Amazon Astro is a home robot developed by Amazon.com, Inc. It was designed for home security monitoring, remote care of elderly relatives, and as a virtual assistant that can follow a person from room to room.

==Features==
Tom's Guide called the device "Alexa on wheels" and everything available on the Amazon Echo Show 10 is on this new device. The Astro has visual ID and should be able to recognize different family members and send an alert if the device sees someone it does not recognize in the home.

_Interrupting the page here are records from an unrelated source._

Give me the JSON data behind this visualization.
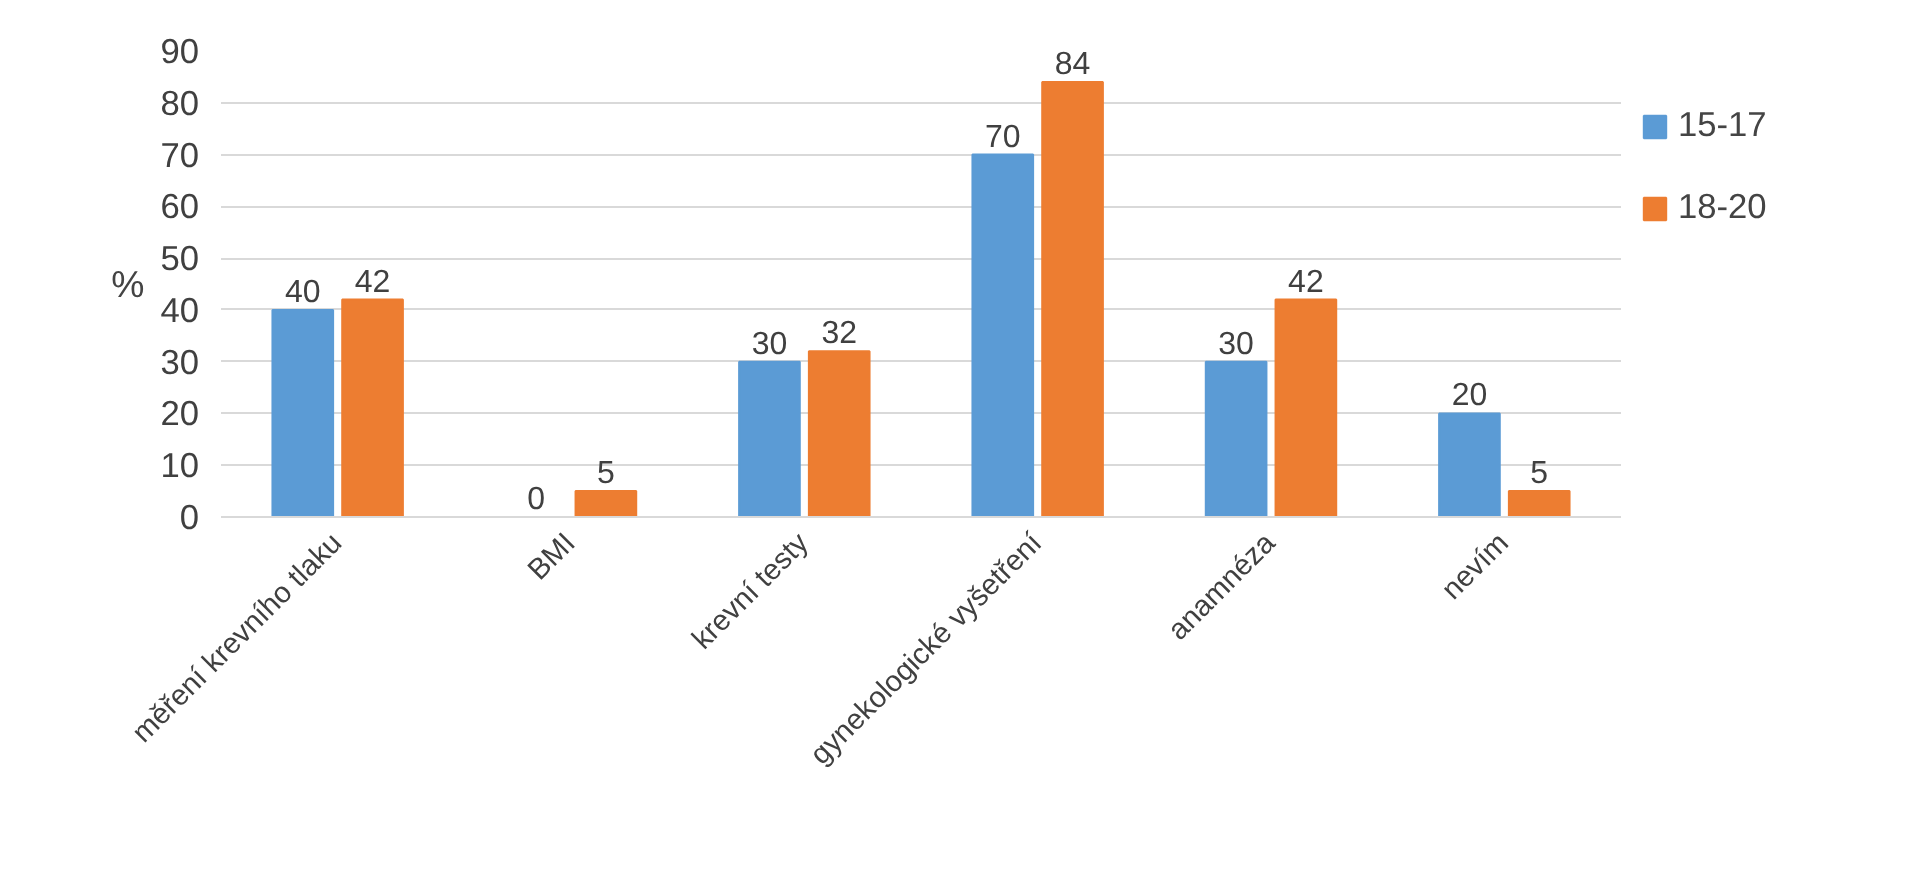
{
  "chart_data": {
    "type": "bar",
    "ylabel": "%",
    "categories": [
      "měření krevního tlaku",
      "BMI",
      "krevní testy",
      "gynekologické vyšetření",
      "anamnéza",
      "nevím"
    ],
    "series": [
      {
        "name": "15-17",
        "color": "#5b9bd5",
        "values": [
          40,
          0,
          30,
          70,
          30,
          20
        ]
      },
      {
        "name": "18-20",
        "color": "#ed7d31",
        "values": [
          42,
          5,
          32,
          84,
          42,
          5
        ]
      }
    ],
    "ylim": [
      0,
      90
    ],
    "yticks": [
      0,
      10,
      20,
      30,
      40,
      50,
      60,
      70,
      80,
      90
    ],
    "grid": "y",
    "legend": "right",
    "data_labels": true
  }
}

In 2022, Amazon announced a pilot program connecting Astro to the Ring security system, allowing workers in a remote call centre to control Astro to investigate security alerts.

== Hardware ==

| Processors | 2× Qualcomm QCS605; 1× Qualcomm SDA660; 1× Amazon AZ1 Neural Edge |
| Display | 10.1-inch touchscreen, 1280 × 800 resolution |
| Cameras | 1× 5MP bezel camera; 1× 1080p periscope camera with 132° diagonal field of view; vision in both visible and infrared light |
| Speakers | 2× 55 mm front-firing speakers, 1× passive bass radiator |
| Battery | Lithium-ion |
| Connectivity | USB-C; WiFi 802.11ac; Bluetooth |
| Dimensions | 16.7 in. L × 9.8 in. W × 17.3 in. H (424 mm × 250 mm × 440 mm) |
| Weight | 20.6 lbs (9.35 kg) |

== Reception ==
Mark Gurman of Bloomberg News says that, six months after its release, hardly anyone was talking about Astro online, and that Amazon had shipped only a few hundred units, at most.
David Priest of CNET observes that "For now, this robot remains a luxury item, for people with a lot of money to try out a cutting-edge technology that still lacks a compelling use case."
Lauren Goode of Wired magazine labels Astro as "a robot for the sake of a robot" and "a robot without a cause, at least for now".

The announcement in September 2022 that Astro would function as a security guard connected to Ring security devices for homes and small businesses led Gizmodo to comment on the increasing "creepiness" of Astro.